Alternatively, it may be related to inflammation causing tiny openings in the scar tissue, through which a fertilized egg can enter the muscle layer and implant if it travels too fast or develops too slowly.
CSP has different forms of expression:
One possibility is that the gestational sac implants at the scar site and grows in the isthmus and uterine cavity, which can develop into an intrauterine live fetus and even a full-term delivery, but there are risks of placenta previa and placenta accreta.
Another scenario is that the gestational sac implants in the cesarean section scar and grows into the muscle layer, which can develop into placenta previa with severe complications or even uterine rupture.
CSP can lead to life-threatening massive bleeding, rupture of scar tissue, uterine rupture, and hemorrhagic shock, and is a type of ectopic pregnancy.
Simply put, it means the fetus is growing in an inappropriate place, which is just as dangerous as an ectopic pregnancy and is considered a relatively dangerous obstetric emergency.
Transvaginal ultrasound is an important tool for diagnosing CSP. Meanwhile, hysteroscopy can directly examine lesions within the uterine cavity and clarify the location of the gestational sac. Patients also have higher satisfaction with the treatment results than with traditional curettage.
Since most cases of CSP have a poor prognosis, once diagnosed, it is generally recommended to terminate the pregnancy as soon as possible, and the treatment plan should be individualized.
Current treatment methods include drug therapy and surgical treatment.

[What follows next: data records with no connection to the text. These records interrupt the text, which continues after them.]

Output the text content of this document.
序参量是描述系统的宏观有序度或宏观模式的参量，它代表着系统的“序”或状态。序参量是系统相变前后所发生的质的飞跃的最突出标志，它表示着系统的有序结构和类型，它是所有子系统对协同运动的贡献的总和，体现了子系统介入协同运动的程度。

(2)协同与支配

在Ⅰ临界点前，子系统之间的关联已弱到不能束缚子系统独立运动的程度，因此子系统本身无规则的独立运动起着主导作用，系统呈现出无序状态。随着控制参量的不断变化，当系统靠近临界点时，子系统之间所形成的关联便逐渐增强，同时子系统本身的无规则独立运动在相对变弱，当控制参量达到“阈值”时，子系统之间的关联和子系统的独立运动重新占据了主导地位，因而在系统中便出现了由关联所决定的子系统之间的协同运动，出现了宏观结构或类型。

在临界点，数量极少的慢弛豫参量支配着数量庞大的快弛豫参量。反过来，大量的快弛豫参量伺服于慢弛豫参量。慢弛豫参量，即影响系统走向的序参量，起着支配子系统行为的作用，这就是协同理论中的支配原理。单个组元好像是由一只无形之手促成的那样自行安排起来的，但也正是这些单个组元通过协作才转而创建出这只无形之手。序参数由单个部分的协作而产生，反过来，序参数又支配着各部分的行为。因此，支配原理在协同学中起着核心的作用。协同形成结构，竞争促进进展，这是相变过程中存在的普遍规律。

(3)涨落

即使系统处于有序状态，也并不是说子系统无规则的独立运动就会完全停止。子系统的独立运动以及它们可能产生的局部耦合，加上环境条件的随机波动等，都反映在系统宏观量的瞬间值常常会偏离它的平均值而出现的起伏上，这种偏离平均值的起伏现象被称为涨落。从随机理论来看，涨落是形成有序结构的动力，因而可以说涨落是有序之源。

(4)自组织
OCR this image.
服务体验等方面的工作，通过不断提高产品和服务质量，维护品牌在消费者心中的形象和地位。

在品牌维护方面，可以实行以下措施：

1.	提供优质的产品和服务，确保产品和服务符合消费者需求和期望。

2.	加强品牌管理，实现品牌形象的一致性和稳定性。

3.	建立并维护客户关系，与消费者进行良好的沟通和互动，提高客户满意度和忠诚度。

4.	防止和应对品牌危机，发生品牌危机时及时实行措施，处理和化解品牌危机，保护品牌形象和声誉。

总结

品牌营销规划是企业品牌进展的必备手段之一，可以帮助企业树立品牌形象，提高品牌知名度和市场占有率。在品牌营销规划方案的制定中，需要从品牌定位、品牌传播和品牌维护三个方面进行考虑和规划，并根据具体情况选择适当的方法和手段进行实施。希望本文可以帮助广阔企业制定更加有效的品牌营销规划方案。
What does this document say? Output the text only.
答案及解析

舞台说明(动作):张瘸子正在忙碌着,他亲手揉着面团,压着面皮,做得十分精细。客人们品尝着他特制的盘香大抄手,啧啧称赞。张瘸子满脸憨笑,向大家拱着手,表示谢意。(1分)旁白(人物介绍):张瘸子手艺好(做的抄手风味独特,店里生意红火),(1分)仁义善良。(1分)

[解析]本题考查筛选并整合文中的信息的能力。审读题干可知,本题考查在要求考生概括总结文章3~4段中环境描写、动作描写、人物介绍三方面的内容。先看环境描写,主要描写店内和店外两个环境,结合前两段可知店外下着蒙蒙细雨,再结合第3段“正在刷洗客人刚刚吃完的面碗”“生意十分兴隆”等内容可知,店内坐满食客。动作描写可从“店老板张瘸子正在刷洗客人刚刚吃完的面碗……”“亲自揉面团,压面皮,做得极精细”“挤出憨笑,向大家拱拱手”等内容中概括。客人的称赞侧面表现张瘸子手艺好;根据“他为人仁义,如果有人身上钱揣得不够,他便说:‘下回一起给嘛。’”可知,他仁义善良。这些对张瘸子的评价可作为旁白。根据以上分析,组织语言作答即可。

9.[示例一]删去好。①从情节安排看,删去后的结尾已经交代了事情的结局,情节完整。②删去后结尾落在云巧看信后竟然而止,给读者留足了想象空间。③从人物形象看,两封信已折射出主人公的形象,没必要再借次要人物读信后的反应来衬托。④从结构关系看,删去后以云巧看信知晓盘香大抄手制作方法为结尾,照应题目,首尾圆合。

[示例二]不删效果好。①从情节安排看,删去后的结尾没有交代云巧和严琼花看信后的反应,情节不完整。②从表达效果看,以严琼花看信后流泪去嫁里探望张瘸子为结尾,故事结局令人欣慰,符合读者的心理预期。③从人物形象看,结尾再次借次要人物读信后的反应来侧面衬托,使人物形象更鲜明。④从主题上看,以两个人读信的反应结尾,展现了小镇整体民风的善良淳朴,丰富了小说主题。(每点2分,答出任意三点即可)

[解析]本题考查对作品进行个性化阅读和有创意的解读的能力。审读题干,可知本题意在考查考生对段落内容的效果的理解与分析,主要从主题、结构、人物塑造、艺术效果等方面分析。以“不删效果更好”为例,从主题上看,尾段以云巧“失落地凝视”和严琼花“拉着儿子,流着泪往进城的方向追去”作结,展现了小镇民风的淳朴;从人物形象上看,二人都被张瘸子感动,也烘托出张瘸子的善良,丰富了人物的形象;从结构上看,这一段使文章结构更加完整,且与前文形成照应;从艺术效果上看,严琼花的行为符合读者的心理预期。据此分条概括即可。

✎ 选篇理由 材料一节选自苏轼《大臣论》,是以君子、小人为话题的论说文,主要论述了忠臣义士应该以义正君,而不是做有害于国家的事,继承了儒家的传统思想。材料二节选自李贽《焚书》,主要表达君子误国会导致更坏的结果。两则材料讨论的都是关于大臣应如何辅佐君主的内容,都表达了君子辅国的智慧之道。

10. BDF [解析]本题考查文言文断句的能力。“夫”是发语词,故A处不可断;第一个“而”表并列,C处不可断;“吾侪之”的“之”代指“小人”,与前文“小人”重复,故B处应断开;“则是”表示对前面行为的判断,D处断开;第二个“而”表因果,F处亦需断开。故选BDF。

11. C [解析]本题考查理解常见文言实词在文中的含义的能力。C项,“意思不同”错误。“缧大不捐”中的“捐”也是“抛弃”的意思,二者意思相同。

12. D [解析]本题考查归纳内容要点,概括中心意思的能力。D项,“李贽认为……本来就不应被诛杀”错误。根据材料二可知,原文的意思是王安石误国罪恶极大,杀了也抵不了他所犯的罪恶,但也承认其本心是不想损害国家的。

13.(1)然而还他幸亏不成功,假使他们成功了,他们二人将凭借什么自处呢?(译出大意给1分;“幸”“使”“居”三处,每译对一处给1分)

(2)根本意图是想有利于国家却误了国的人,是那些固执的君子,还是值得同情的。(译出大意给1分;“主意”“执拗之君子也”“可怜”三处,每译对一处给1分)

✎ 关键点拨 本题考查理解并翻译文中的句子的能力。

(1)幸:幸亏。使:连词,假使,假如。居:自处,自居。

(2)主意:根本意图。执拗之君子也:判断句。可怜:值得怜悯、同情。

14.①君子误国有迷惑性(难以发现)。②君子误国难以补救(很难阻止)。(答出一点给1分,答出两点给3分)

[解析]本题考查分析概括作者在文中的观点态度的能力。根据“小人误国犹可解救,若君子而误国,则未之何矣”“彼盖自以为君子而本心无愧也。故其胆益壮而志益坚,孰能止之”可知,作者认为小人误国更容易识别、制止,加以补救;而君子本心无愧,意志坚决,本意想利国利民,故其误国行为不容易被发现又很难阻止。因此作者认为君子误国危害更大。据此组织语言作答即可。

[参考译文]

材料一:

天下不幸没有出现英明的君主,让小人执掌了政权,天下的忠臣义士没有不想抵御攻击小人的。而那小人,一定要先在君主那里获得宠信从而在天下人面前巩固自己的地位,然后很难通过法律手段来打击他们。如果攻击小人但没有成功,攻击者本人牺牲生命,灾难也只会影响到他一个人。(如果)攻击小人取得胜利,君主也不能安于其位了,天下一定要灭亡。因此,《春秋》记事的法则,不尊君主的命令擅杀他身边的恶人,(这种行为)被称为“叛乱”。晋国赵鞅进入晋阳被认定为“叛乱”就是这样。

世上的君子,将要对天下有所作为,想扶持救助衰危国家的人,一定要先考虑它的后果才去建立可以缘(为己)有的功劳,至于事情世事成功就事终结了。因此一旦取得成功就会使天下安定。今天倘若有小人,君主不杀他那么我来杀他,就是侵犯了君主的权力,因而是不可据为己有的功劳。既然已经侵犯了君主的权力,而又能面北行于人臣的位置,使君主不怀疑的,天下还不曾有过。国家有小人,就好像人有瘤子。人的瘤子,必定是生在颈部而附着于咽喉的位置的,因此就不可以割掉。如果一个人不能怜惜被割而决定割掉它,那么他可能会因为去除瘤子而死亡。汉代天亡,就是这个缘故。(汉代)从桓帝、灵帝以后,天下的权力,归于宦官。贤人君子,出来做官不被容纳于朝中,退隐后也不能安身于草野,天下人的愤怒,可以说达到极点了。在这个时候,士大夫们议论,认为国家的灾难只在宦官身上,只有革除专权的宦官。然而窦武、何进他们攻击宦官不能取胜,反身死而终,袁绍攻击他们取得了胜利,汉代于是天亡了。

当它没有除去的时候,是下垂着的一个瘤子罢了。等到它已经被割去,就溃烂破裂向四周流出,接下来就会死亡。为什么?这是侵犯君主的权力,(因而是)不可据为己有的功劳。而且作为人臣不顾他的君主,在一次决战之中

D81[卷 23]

Methotrexate is the first-line drug for conservative treatment;
Surgical treatments include ultrasound-guided curettage, hysteroscopic removal of CSP pregnancy tissue, and transabdominal, laparoscopic, or transvaginal lesion resection and repair; among these, uterine artery interventional embolization is an important adjunctive treatment.
Scar pregnancy is not a terrible thing; early treatment is key. Specific treatment methods can be chosen based on the patient's age, ultrasound classification, and fertility requirements.
Based on Ms. Zhang's condition, including a history of one cesarean section, this pregnancy is 14 months after her last pregnancy and she is currently breastfeeding. Her uterus is large and soft, and her blood hCG level is high. The color Doppler ultrasound showed abundant blood flow signals around the pregnancy tissue, indicating that the pregnancy tissue is highly active and embedded in the myometrium.
Such scar pregnancies are relatively difficult to treat. If a curettage is performed blindly, it may lead to rupture of the weak scar tissue, massive bleeding, or even hemorrhagic shock.
Later, with the assistance of uterine artery embolization and color Doppler ultrasound, Ms. Zhang was able to completely remove the small gestational sac that was growing in an incorrect location.
After 24 hours of postoperative observation, Ms. Zhang experienced minimal vaginal bleeding and was discharged smoothly.
Before being discharged from the hospital, Ms. Zhang held my hand and kept expressing her gratitude.
Seeing the long-lost smile on her face, my heart was filled with both joy and sorrow. I was happy that she was discharged from the hospital safely, but I was also deeply worried about the increasing incidence of cesarean scar pregnancy.
With the relaxation of the national two-child policy, the cesarean section rate has gradually increased, which has sounded an alarm for women of childbearing age. It is hoped that women who do not want to have children will choose reasonable contraceptive methods.
For women with a history of cesarean section, it is recommended to strictly use contraception for more than 2 years to reduce the occurrence of scar pregnancy and minimize harm to their health.